An MIT Alumni Association Publication

For patients with chronic diseases, the demands of navigating care plans, doctor’s visits, and prescriptions can be daunting and in extreme cases, simply unmanageable. For these patients, care coordinators—professionals who answer questions, arrange transportation to appointments, and remind patients to take their medication—have been shown to improve care outcomes.

But these one-to-one relationships are challenging to scale, resulting in high-touch care to be offered only to the patients most in need. Yasyf Mohamedali ’17, MEng ’18 wants to change that. That’s why he cofounded Karuna Health, a tech startup that enables care coordinators to provide personalized help and guidance to more patients.

“The most valuable part of a care coordinator’s role is the empathy,” Mohamedali explains, but he says “paper work and regulations make it difficult for coordinators to help many patients.” Karuna Health’s software platform addresses this challenge by providing care coordinators the tools to communicate with patients in the medium they are most familiar, like SMS, Facebook, or WhatsApp while offering automation tools for recurrent care-related tasks, like documentation, to allow coordinators more time for in-person visits with patients.

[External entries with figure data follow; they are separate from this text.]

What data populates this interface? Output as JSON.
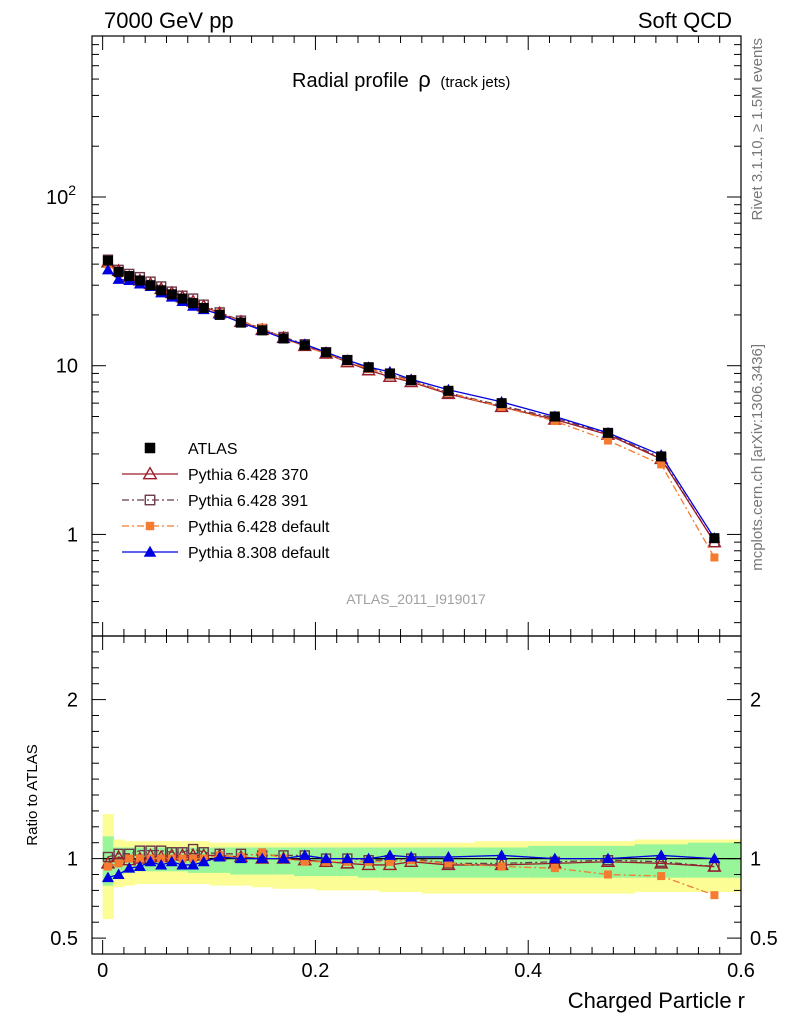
{
  "header": {
    "left": "7000 GeV pp",
    "right": "Soft QCD"
  },
  "title": {
    "main": "Radial profile",
    "symbol": "ρ",
    "sub": "(track jets)"
  },
  "side_labels": {
    "rivet": "Rivet 3.1.10, ≥ 1.5M events",
    "mcplots": "mcplots.cern.ch [arXiv:1306.3436]"
  },
  "watermark": "ATLAS_2011_I919017",
  "colors": {
    "atlas": "#000000",
    "p370": "#9b1c2a",
    "p391": "#6b3a4a",
    "p6def": "#f47b30",
    "p8def": "#0000e0",
    "band_outer": "#fdfd96",
    "band_inner": "#99f599"
  },
  "chart_data": [
    {
      "type": "scatter",
      "panel": "main",
      "log_y": true,
      "xlim": [
        -0.01,
        0.6
      ],
      "ylim": [
        0.25,
        900
      ],
      "y_ticks": [
        {
          "value": 100,
          "label": "10",
          "exp": "2"
        },
        {
          "value": 10,
          "label": "10",
          "exp": ""
        },
        {
          "value": 1,
          "label": "1",
          "exp": ""
        }
      ],
      "x": [
        0.005,
        0.015,
        0.025,
        0.035,
        0.045,
        0.055,
        0.065,
        0.075,
        0.085,
        0.095,
        0.11,
        0.13,
        0.15,
        0.17,
        0.19,
        0.21,
        0.23,
        0.25,
        0.27,
        0.29,
        0.325,
        0.375,
        0.425,
        0.475,
        0.525,
        0.575
      ],
      "legend_position": "lower-left",
      "series": [
        {
          "name": "ATLAS",
          "key": "atlas",
          "marker": "filled-square",
          "line": "none",
          "values": [
            42,
            36,
            34,
            32,
            30,
            28,
            26.5,
            25,
            23.5,
            22,
            20,
            18,
            16.2,
            14.5,
            13.2,
            12,
            10.8,
            9.8,
            9,
            8.2,
            7.1,
            6,
            5,
            4,
            2.9,
            0.95
          ]
        },
        {
          "name": "Pythia 6.428 370",
          "key": "p370",
          "marker": "open-triangle",
          "line": "solid",
          "values": [
            41,
            36.5,
            33.5,
            32,
            30.5,
            28.5,
            27,
            25.5,
            24,
            22.5,
            20.5,
            18.2,
            16.3,
            14.6,
            13.1,
            11.8,
            10.5,
            9.4,
            8.6,
            8,
            6.8,
            5.7,
            4.8,
            3.9,
            2.8,
            0.9
          ]
        },
        {
          "name": "Pythia 6.428 391",
          "key": "p391",
          "marker": "open-square",
          "line": "dashdot",
          "values": [
            42.5,
            37,
            35,
            33.5,
            31.5,
            29.5,
            27.5,
            26,
            25,
            23,
            20.7,
            18.5,
            16.5,
            14.8,
            13.4,
            12,
            10.8,
            9.7,
            8.9,
            8.2,
            6.9,
            5.8,
            4.9,
            3.95,
            2.85,
            0.9
          ]
        },
        {
          "name": "Pythia 6.428 default",
          "key": "p6def",
          "marker": "filled-square-small",
          "line": "dashdot",
          "values": [
            40,
            35,
            34,
            32,
            30,
            28,
            26.5,
            25,
            23.5,
            22,
            20.5,
            18.2,
            16.8,
            14.5,
            13,
            11.8,
            10.6,
            9.6,
            8.8,
            8.1,
            6.9,
            5.7,
            4.7,
            3.6,
            2.6,
            0.73
          ]
        },
        {
          "name": "Pythia 8.308 default",
          "key": "p8def",
          "marker": "filled-triangle",
          "line": "solid",
          "values": [
            37,
            32.5,
            32,
            30.5,
            29.5,
            27,
            25.5,
            24,
            22.5,
            21.5,
            20.2,
            18,
            16.2,
            14.5,
            13.4,
            12,
            10.8,
            9.8,
            9.2,
            8.3,
            7.2,
            6.1,
            5,
            4,
            2.95,
            0.95
          ]
        }
      ]
    },
    {
      "type": "scatter",
      "panel": "ratio",
      "ylabel": "Ratio to ATLAS",
      "xlabel": "Charged Particle r",
      "xlim": [
        -0.01,
        0.6
      ],
      "ylim": [
        0.4,
        2.4
      ],
      "x_ticks": [
        {
          "value": 0,
          "label": "0"
        },
        {
          "value": 0.2,
          "label": "0.2"
        },
        {
          "value": 0.4,
          "label": "0.4"
        },
        {
          "value": 0.6,
          "label": "0.6"
        }
      ],
      "y_ticks": [
        {
          "value": 2,
          "label": "2"
        },
        {
          "value": 1,
          "label": "1"
        },
        {
          "value": 0.5,
          "label": "0.5"
        }
      ],
      "x": [
        0.005,
        0.015,
        0.025,
        0.035,
        0.045,
        0.055,
        0.065,
        0.075,
        0.085,
        0.095,
        0.11,
        0.13,
        0.15,
        0.17,
        0.19,
        0.21,
        0.23,
        0.25,
        0.27,
        0.29,
        0.325,
        0.375,
        0.425,
        0.475,
        0.525,
        0.575
      ],
      "bins": [
        [
          0.0,
          0.01
        ],
        [
          0.01,
          0.02
        ],
        [
          0.02,
          0.03
        ],
        [
          0.03,
          0.04
        ],
        [
          0.04,
          0.05
        ],
        [
          0.05,
          0.06
        ],
        [
          0.06,
          0.07
        ],
        [
          0.07,
          0.08
        ],
        [
          0.08,
          0.09
        ],
        [
          0.09,
          0.1
        ],
        [
          0.1,
          0.12
        ],
        [
          0.12,
          0.14
        ],
        [
          0.14,
          0.16
        ],
        [
          0.16,
          0.18
        ],
        [
          0.18,
          0.2
        ],
        [
          0.2,
          0.22
        ],
        [
          0.22,
          0.24
        ],
        [
          0.24,
          0.26
        ],
        [
          0.26,
          0.28
        ],
        [
          0.28,
          0.3
        ],
        [
          0.3,
          0.35
        ],
        [
          0.35,
          0.4
        ],
        [
          0.4,
          0.45
        ],
        [
          0.45,
          0.5
        ],
        [
          0.5,
          0.55
        ],
        [
          0.55,
          0.6
        ]
      ],
      "band_outer": [
        [
          0.62,
          1.28
        ],
        [
          0.82,
          1.12
        ],
        [
          0.83,
          1.11
        ],
        [
          0.84,
          1.11
        ],
        [
          0.84,
          1.11
        ],
        [
          0.84,
          1.11
        ],
        [
          0.84,
          1.11
        ],
        [
          0.84,
          1.11
        ],
        [
          0.84,
          1.11
        ],
        [
          0.84,
          1.11
        ],
        [
          0.83,
          1.1
        ],
        [
          0.83,
          1.1
        ],
        [
          0.82,
          1.1
        ],
        [
          0.81,
          1.1
        ],
        [
          0.81,
          1.1
        ],
        [
          0.8,
          1.1
        ],
        [
          0.8,
          1.1
        ],
        [
          0.8,
          1.1
        ],
        [
          0.79,
          1.1
        ],
        [
          0.79,
          1.1
        ],
        [
          0.78,
          1.1
        ],
        [
          0.78,
          1.11
        ],
        [
          0.78,
          1.11
        ],
        [
          0.78,
          1.11
        ],
        [
          0.79,
          1.12
        ],
        [
          0.79,
          1.12
        ]
      ],
      "band_inner": [
        [
          0.83,
          1.14
        ],
        [
          0.9,
          1.07
        ],
        [
          0.91,
          1.07
        ],
        [
          0.92,
          1.07
        ],
        [
          0.92,
          1.07
        ],
        [
          0.92,
          1.07
        ],
        [
          0.92,
          1.07
        ],
        [
          0.92,
          1.07
        ],
        [
          0.91,
          1.07
        ],
        [
          0.91,
          1.07
        ],
        [
          0.91,
          1.07
        ],
        [
          0.9,
          1.07
        ],
        [
          0.9,
          1.07
        ],
        [
          0.9,
          1.07
        ],
        [
          0.89,
          1.07
        ],
        [
          0.89,
          1.07
        ],
        [
          0.89,
          1.07
        ],
        [
          0.88,
          1.07
        ],
        [
          0.88,
          1.07
        ],
        [
          0.88,
          1.07
        ],
        [
          0.88,
          1.07
        ],
        [
          0.88,
          1.07
        ],
        [
          0.88,
          1.08
        ],
        [
          0.88,
          1.08
        ],
        [
          0.88,
          1.09
        ],
        [
          0.88,
          1.1
        ]
      ],
      "series": [
        {
          "name": "Pythia 6.428 370",
          "key": "p370",
          "marker": "open-triangle",
          "line": "solid",
          "values": [
            0.97,
            1.01,
            0.99,
            1.0,
            1.02,
            1.01,
            1.02,
            1.02,
            1.02,
            1.02,
            1.02,
            1.01,
            1.0,
            1.0,
            0.99,
            0.98,
            0.97,
            0.96,
            0.96,
            0.98,
            0.96,
            0.96,
            0.97,
            0.98,
            0.97,
            0.95
          ]
        },
        {
          "name": "Pythia 6.428 391",
          "key": "p391",
          "marker": "open-square",
          "line": "dashdot",
          "values": [
            1.01,
            1.03,
            1.03,
            1.05,
            1.05,
            1.05,
            1.04,
            1.04,
            1.06,
            1.04,
            1.03,
            1.03,
            1.02,
            1.02,
            1.02,
            1.0,
            1.0,
            0.99,
            0.99,
            1.0,
            0.97,
            0.97,
            0.98,
            0.99,
            0.98,
            0.95
          ]
        },
        {
          "name": "Pythia 6.428 default",
          "key": "p6def",
          "marker": "filled-square-small",
          "line": "dashdot",
          "values": [
            0.95,
            0.97,
            1.0,
            1.0,
            1.0,
            1.0,
            1.0,
            1.0,
            1.0,
            1.0,
            1.02,
            1.01,
            1.04,
            1.0,
            0.98,
            0.98,
            0.98,
            0.98,
            0.98,
            0.99,
            0.97,
            0.95,
            0.94,
            0.9,
            0.89,
            0.77
          ]
        },
        {
          "name": "Pythia 8.308 default",
          "key": "p8def",
          "marker": "filled-triangle",
          "line": "solid",
          "values": [
            0.88,
            0.9,
            0.94,
            0.95,
            0.98,
            0.96,
            0.98,
            0.96,
            0.96,
            0.98,
            1.01,
            1.0,
            1.0,
            1.0,
            1.02,
            1.0,
            1.0,
            1.0,
            1.02,
            1.01,
            1.01,
            1.02,
            1.0,
            1.0,
            1.02,
            1.0
          ]
        }
      ]
    }
  ]
}
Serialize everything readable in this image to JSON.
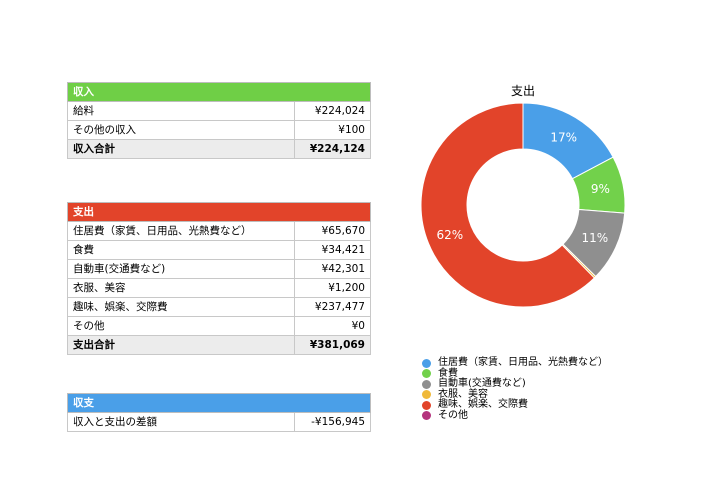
{
  "income": {
    "title": "収入",
    "rows": [
      {
        "label": "給料",
        "value": "¥224,024"
      },
      {
        "label": "その他の収入",
        "value": "¥100"
      }
    ],
    "total_label": "収入合計",
    "total_value": "¥224,124"
  },
  "expense": {
    "title": "支出",
    "rows": [
      {
        "label": "住居費（家賃、日用品、光熱費など）",
        "value": "¥65,670"
      },
      {
        "label": "食費",
        "value": "¥34,421"
      },
      {
        "label": "自動車(交通費など)",
        "value": "¥42,301"
      },
      {
        "label": "衣服、美容",
        "value": "¥1,200"
      },
      {
        "label": "趣味、娯楽、交際費",
        "value": "¥237,477"
      },
      {
        "label": "その他",
        "value": "¥0"
      }
    ],
    "total_label": "支出合計",
    "total_value": "¥381,069"
  },
  "balance": {
    "title": "収支",
    "rows": [
      {
        "label": "収入と支出の差額",
        "value": "-¥156,945"
      }
    ]
  },
  "chart_data": {
    "type": "pie",
    "donut": true,
    "title": "支出",
    "categories": [
      "住居費（家賃、日用品、光熱費など）",
      "食費",
      "自動車(交通費など)",
      "衣服、美容",
      "趣味、娯楽、交際費",
      "その他"
    ],
    "values": [
      65670,
      34421,
      42301,
      1200,
      237477,
      0
    ],
    "data_labels": [
      "17%",
      "9%",
      "11%",
      "",
      "62%",
      ""
    ],
    "colors": [
      "#4a9fe8",
      "#72d14b",
      "#8f8f8f",
      "#f0b93a",
      "#e2442a",
      "#b5347e"
    ],
    "legend_position": "bottom"
  }
}
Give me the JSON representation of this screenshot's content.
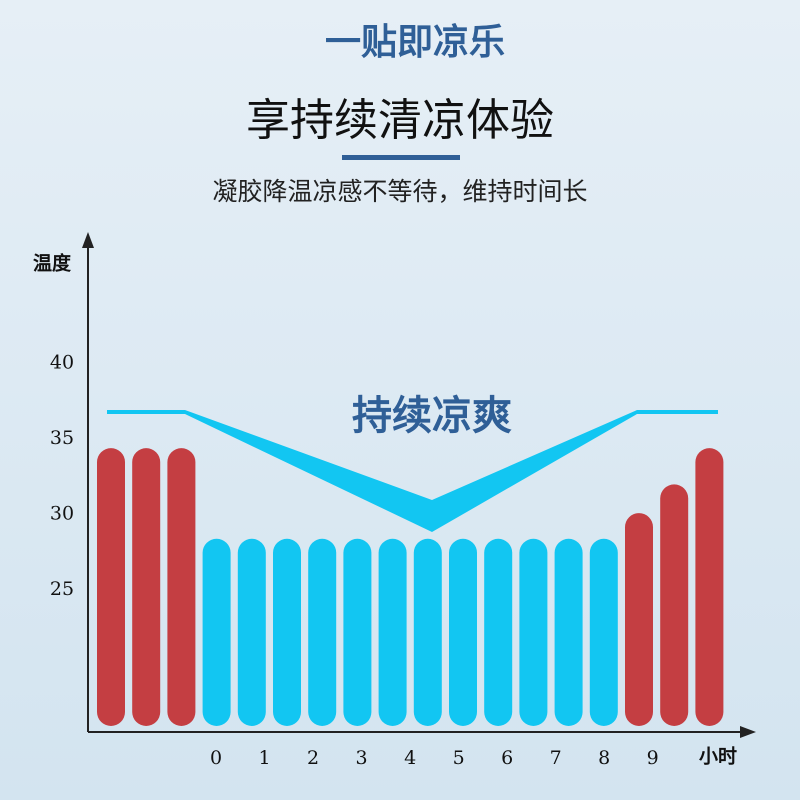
{
  "chart_data": {
    "type": "bar",
    "title": "一贴即凉乐",
    "subtitle": "享持续清凉体验",
    "description": "凝胶降温凉感不等待，维持时间长",
    "annotation": "持续凉爽",
    "y_label": "温度",
    "x_label": "小时",
    "categories": [
      null,
      null,
      null,
      null,
      null,
      null,
      null,
      null,
      null,
      null,
      null,
      null,
      null,
      null,
      null,
      null,
      null,
      null
    ],
    "values": [
      34.4,
      34.4,
      34.4,
      28.4,
      28.4,
      28.4,
      28.4,
      28.4,
      28.4,
      28.4,
      28.4,
      28.4,
      28.4,
      28.4,
      28.4,
      30.1,
      32,
      34.4
    ],
    "colors": [
      "#c43e42",
      "#c43e42",
      "#c43e42",
      "#12c6f2",
      "#12c6f2",
      "#12c6f2",
      "#12c6f2",
      "#12c6f2",
      "#12c6f2",
      "#12c6f2",
      "#12c6f2",
      "#12c6f2",
      "#12c6f2",
      "#12c6f2",
      "#12c6f2",
      "#c43e42",
      "#c43e42",
      "#c43e42"
    ],
    "ylim": [
      16,
      48
    ],
    "yticks": [
      25,
      30,
      35,
      40
    ],
    "xlim": [
      -2.64,
      10.8
    ],
    "xticks": [
      0,
      1,
      2,
      3,
      4,
      5,
      6,
      7,
      8,
      9
    ]
  }
}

Karuna Health’s software also provides workflow solutions, ordering visits based on patient locations and care needs. “We want to build the tools and software to make [care coordinators] jobs easier, so they just have to worry about being clinical, empathetic humans and not the workflow or clinical aspects,” says Mohamedali.

software view
Care coordinators will be able to manage patient care and recurrent tasks with Karuna Health's software.

Karuna Health isn’t Mohamedali’s first startup; he launched his first company reselling web domains while still in high school. But he believes he’s found his calling in health care. “I want to maximize the number of people I can point to and say, ‘I have tangibly had an impact on this person's life,’” he says. “If you want to do that, it’s hard to think of a better industry.”

Mohamedali has another reason close to home for wanting to fulfill his mission: Karuna Health’s cofounder Joe Kahn suffers from an undiagnosed chronic illness. The founders met as part of Dorm Room Fund, a program that support student entrepreneurs. Mohamedali, who grew up in a family of doctors, says that learning of Kahn’s struggle to find a diagnosis and the right care plan was eye opening.  “Whenever I got sick, I just called a doctor in my family—I never worried about being a patient,” Mohamedali says. “I want people like Joe to have that kind of relationship with their care.”

With help from Karuna Health, care coordinators will be able to work with more patients, like Kahn, who need guidance, but whose conditions don’t currently don’t qualify for a coordinator.

Karuna Health recently launched its first pilot program, working with primary care providers in support of their care coordinators colleagues who act as the “first line of defense” for all patients, using the software to answer questions and help with requests. Mohamedali hopes that in the future Karuna Health will help facilitate relationships across all levels of care, from hospitals to small providers.

Thanks to MIT, he says he’s not daunted by the work ahead. “In health care, people talk about how broken or insane it is,” he says. “But MIT taught me that I should approach problems as a thing to be solved, rather than a thing to be scared of.”